1. East India medal for Captain William Wilson
Although the box to this bronze medal is dated 1873 (leading the auctioneers to conclude it was Victorian) the piece itself was struck in 1760. That was the year The Pitt, a ship commanded by Captain William Wilson (1715-95), arrived from China in the River Thames on April 26, a full six months earlier than she had been expected. Wilson had taken a new route home (through the Molucca Islands to the north of New Guinea) by a course which was named Pitt's Straits. It had taken just three months. He was rewarded by the East India Company with a 100 guinea gold medal designed by the medallist and coin-engraver Richard Yeo (1720-79). The obverse shows Neptune seated on a rock as he points out to Mercury the quickest route to the riches of the East. The reverse records the discovery of an alternative route to China and the gratitude of the East India Company.
The bronze version of this medal is scarce and the subject matter gives it wider collecting appeal. Estimated at just £60-80 at Warrington & Northwich Auction in Warrington on October 25, it took £2800.
William Wilson was known for his wider naval exploits (he was promoted to Commodore after engaging two French frigates on another return trip from the East) and as farmer in Great Ayton, North Yorkshire invented a seed drill and levelling machine that caught the attention the famous agricultural writer Arthur Young.
2. Firsts Steps sculpture
A British subject born in Rio de Janeiro, Reginald Fairfax Wells (1877-1951), studied sculpture at the South Kensington School of Art in the 1890s and then studio pottery at Camberwell School of Arts and Crafts. Today considered one of the first true studio potters working on an entirely independent basis, he was also variously a sculptor, aircraft manufacturer and architect. This diminutive bronze of a child learning to walk is titled First Steps, a 4in (11cm) model first illustrated in the Studio Yearbook 1903 and again at the Sixth Exhibition of the International Society of Sculptors, Painters and Gravers in London, 1906. Signed in the cast and applied with a Valsuani foundry mark, it proved something of a sleeper when offered with a guide of £100-150 at Southgate Auction Room in north London on October 24. It made $1700 – a similar sum to a cast of this model with a mid-brown patination sold for £1800 at Lyon & Turnbull in Edinburgh in November 2020.
3. Silver goblet
This 11oz George III silver goblet by Solomon Hougham, London 1802 is engraved with an inscription that is key to its appeal. It reads A small Token of Friendship & Gratitude from Lady Hamilton to her Friend Mr Parrott for his very great attention to her late much beloved Husband the Rt Honble Sir Willm Hamilton KB.
The physician John Parrott (1764-1832) was a neighbour of the Hamiltons and Horatio Nelson when the trio were living in a loving menage-a-trois at Merton Place, Mitcham.
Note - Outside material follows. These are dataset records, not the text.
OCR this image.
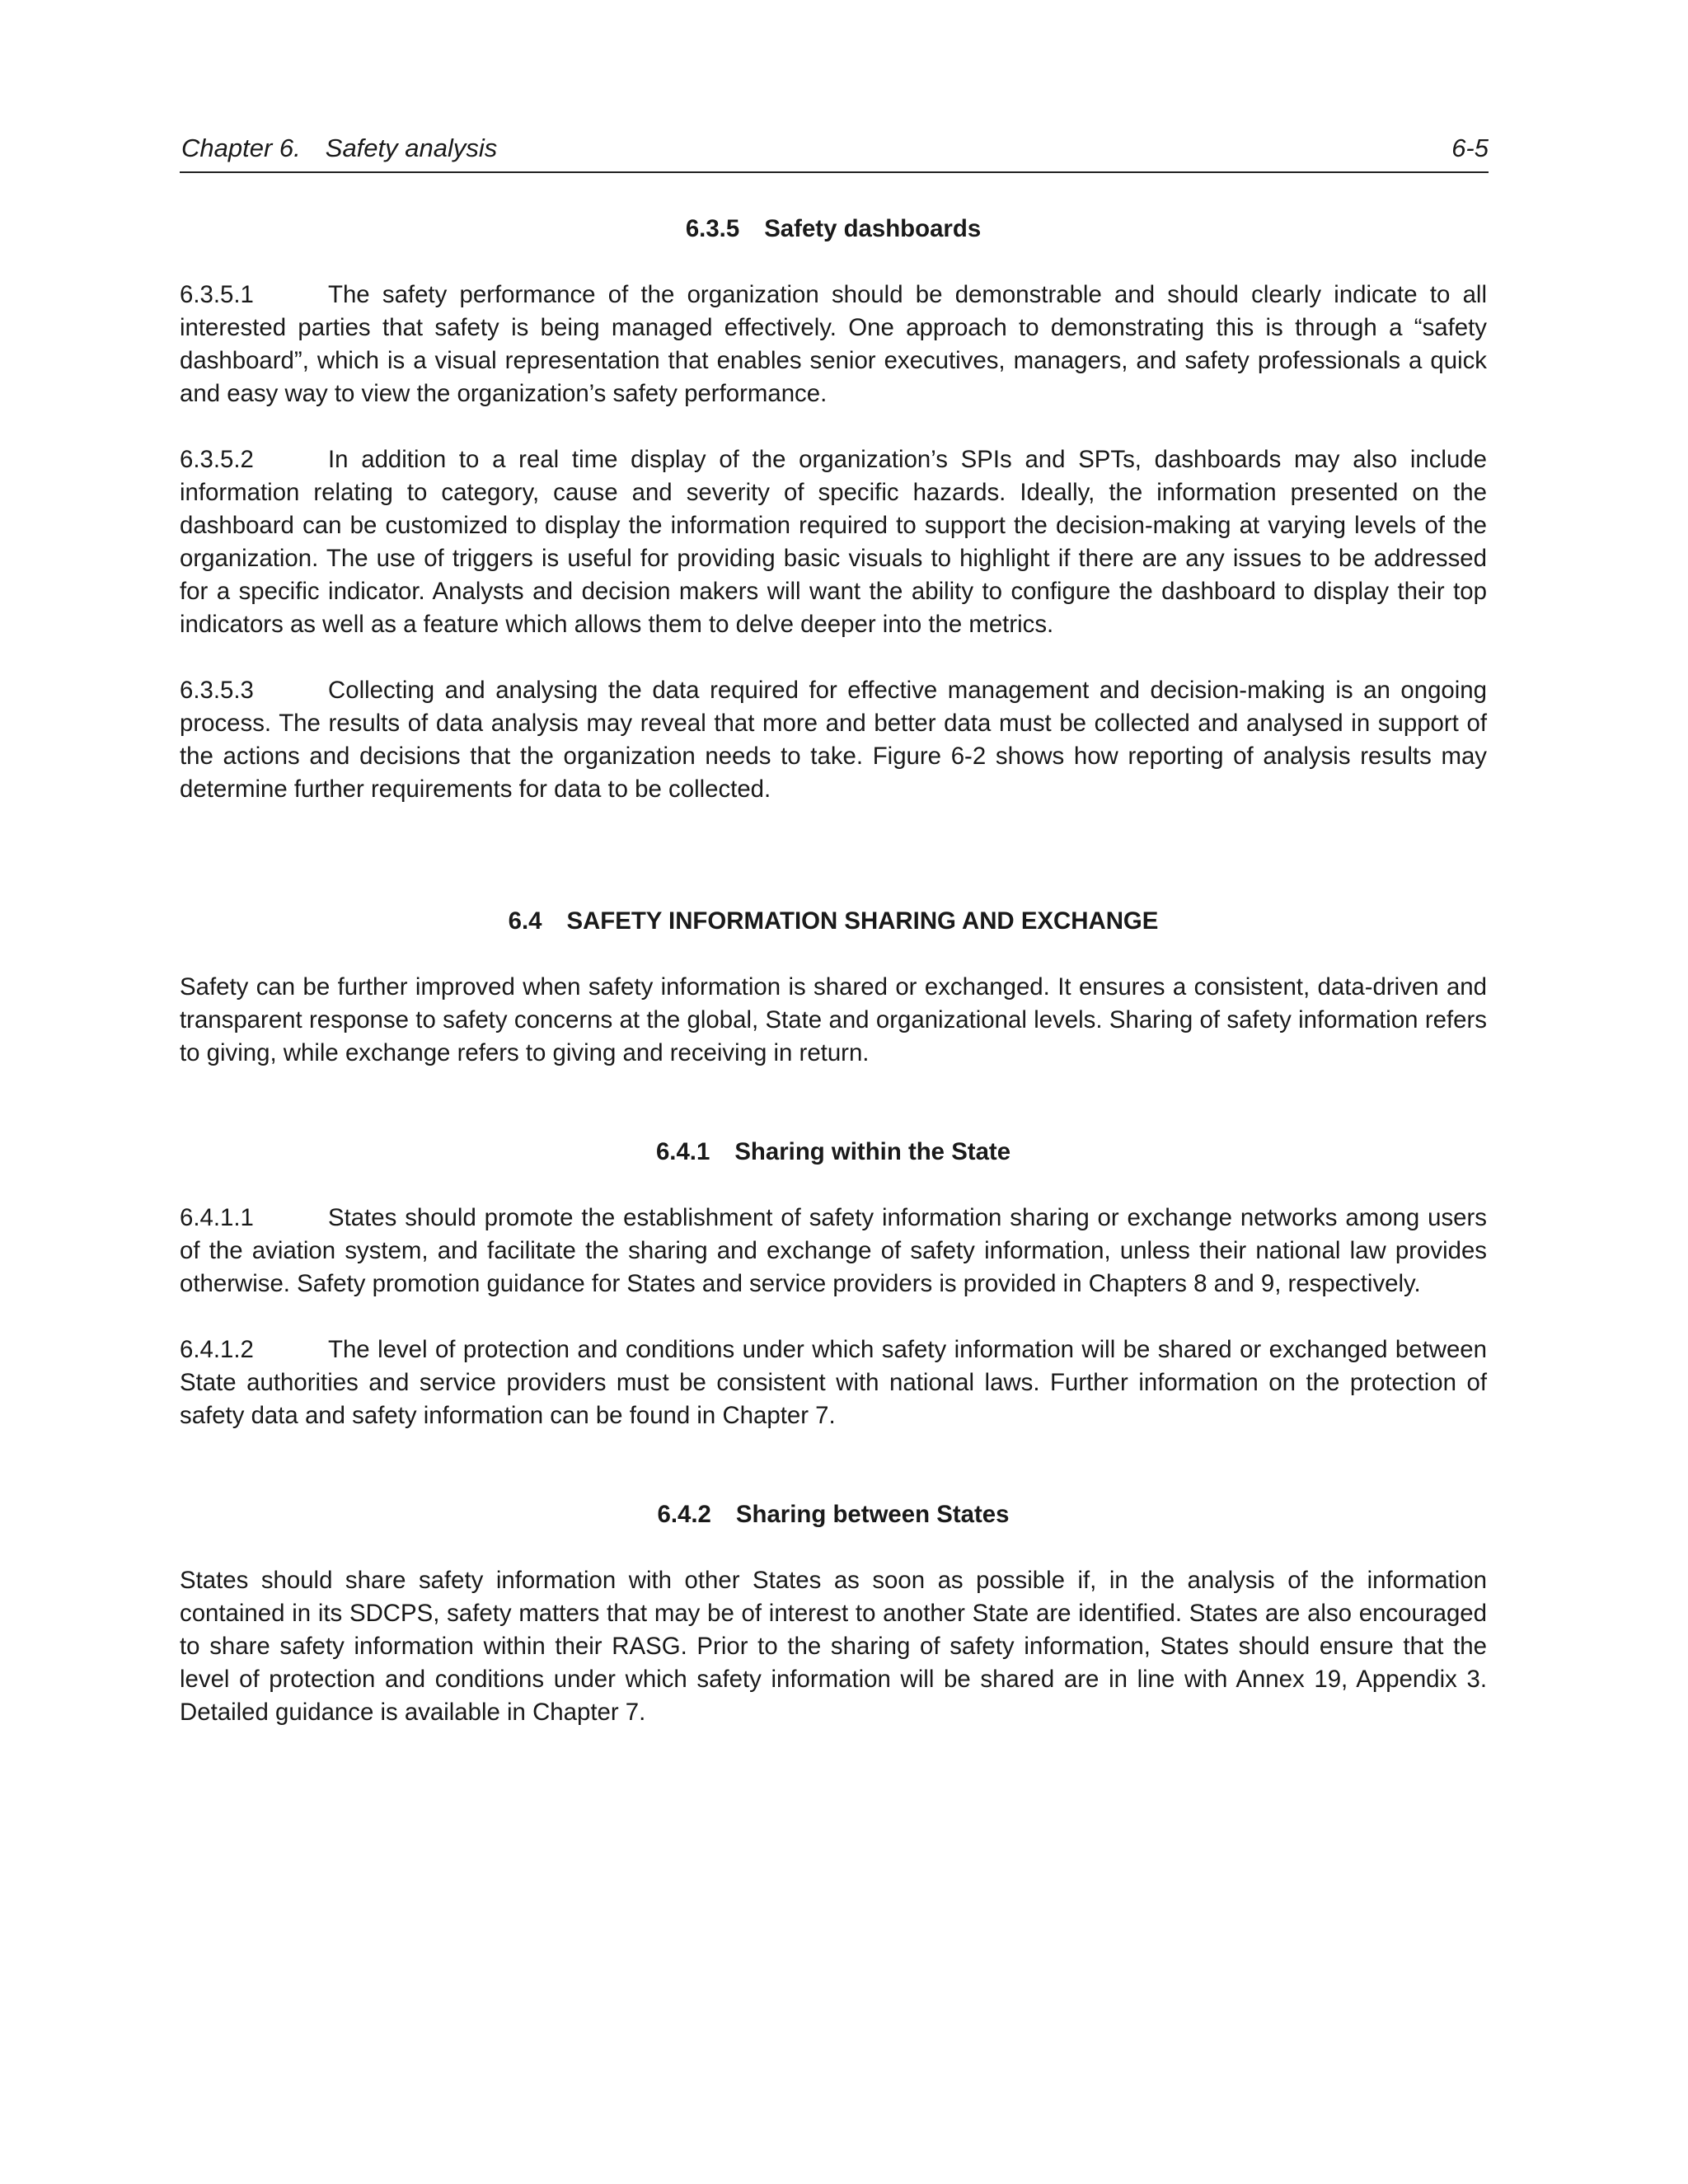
Chapter 6. Safety analysis	6-5
6.3.5 Safety dashboards

6.3.5.1	The safety performance of the organization should be demonstrable and should clearly indicate to all interested parties that safety is being managed effectively. One approach to demonstrating this is through a “safety dashboard”, which is a visual representation that enables senior executives, managers, and safety professionals a quick and easy way to view the organization’s safety performance.

6.3.5.2	In addition to a real time display of the organization’s SPIs and SPTs, dashboards may also include information relating to category, cause and severity of specific hazards. Ideally, the information presented on the dashboard can be customized to display the information required to support the decision-making at varying levels of the organization. The use of triggers is useful for providing basic visuals to highlight if there are any issues to be addressed for a specific indicator. Analysts and decision makers will want the ability to configure the dashboard to display their top indicators as well as a feature which allows them to delve deeper into the metrics.

6.3.5.3	Collecting and analysing the data required for effective management and decision-making is an ongoing process. The results of data analysis may reveal that more and better data must be collected and analysed in support of the actions and decisions that the organization needs to take. Figure 6-2 shows how reporting of analysis results may determine further requirements for data to be collected.

6.4 SAFETY INFORMATION SHARING AND EXCHANGE

Safety can be further improved when safety information is shared or exchanged. It ensures a consistent, data-driven and transparent response to safety concerns at the global, State and organizational levels. Sharing of safety information refers to giving, while exchange refers to giving and receiving in return.

6.4.1 Sharing within the State

6.4.1.1	States should promote the establishment of safety information sharing or exchange networks among users of the aviation system, and facilitate the sharing and exchange of safety information, unless their national law provides otherwise. Safety promotion guidance for States and service providers is provided in Chapters 8 and 9, respectively.

6.4.1.2	The level of protection and conditions under which safety information will be shared or exchanged between State authorities and service providers must be consistent with national laws. Further information on the protection of safety data and safety information can be found in Chapter 7.

6.4.2 Sharing between States

States should share safety information with other States as soon as possible if, in the analysis of the information contained in its SDCPS, safety matters that may be of interest to another State are identified. States are also encouraged to share safety information within their RASG. Prior to the sharing of safety information, States should ensure that the level of protection and conditions under which safety information will be shared are in line with Annex 19, Appendix 3. Detailed guidance is available in Chapter 7.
During the Peace of Amiens from March 1802 to May 1803 Nelson spent much of his time at home – cherishing his time at "dear dear Merton". Sir William Hamilton had died in April 1803, having moved out of Merton Place to his own home in Piccadilly the previous month.
This goblet, perhaps an object Nelson himself commissioned for his de facto wife, was later passed from Parrott to his daughter and then to her son in-law Robert Kelham (1788-1862) of Bleasby Hall, Southwell, Nottinghamshire. It then came by descent to the vendor who offered it for sale at Mellors & Kirk in Nottingham on October 18. Of impeccable provenance and never previously offered for sale, it was guided at £5000-8000 and got away at the low estimate.
4. Civil War era mortuary sword
Estimated at just £60-90, this Civil War era mortuary sword sold for £2300 at Unique Auctions in Lincoln on October 22. The 1640s weapon with a straight double-edged blade, a pierced hilt with finely chased foliage and large masks to the guard, was last sold at Christie's auction at National Trust property Nostell Priory in 1990. During the English Civil War, the estate was owned by Sir John Wolstenholme, 1st Baronet (d. 1670) and the Wolstenholme family who were bankrupted by debts incurred to provide finance for the Royalist cause. It is possible this sword and others in the 1990 sale were part of Nostell’s defence.
5. Sewing machine
The Singer 222K Featherweight is rated as one of the best sewing machines ever made. Known as a ‘Free-Arm‘ or ‘Convertible‘ model, due to a feature that allowed a portion of the flat bedplate to be removed to allow sewing around sleeve cuffs or trouser legs, approximately 100,000 were made at the Kilbowie plant in Scotland between 1953 and 1961. Many have survived remarkably well and have become particularly desirable among the many sewing enthusiasts who enjoy the ‘vintage’ experience. The example at Wessex Auction Rooms in Chippenham on October 22 was in particularly good condition and included a range of accessories ‘extras’ including the original literature that was often lost or discarded. It was estimated at £20-30 but sold at £650.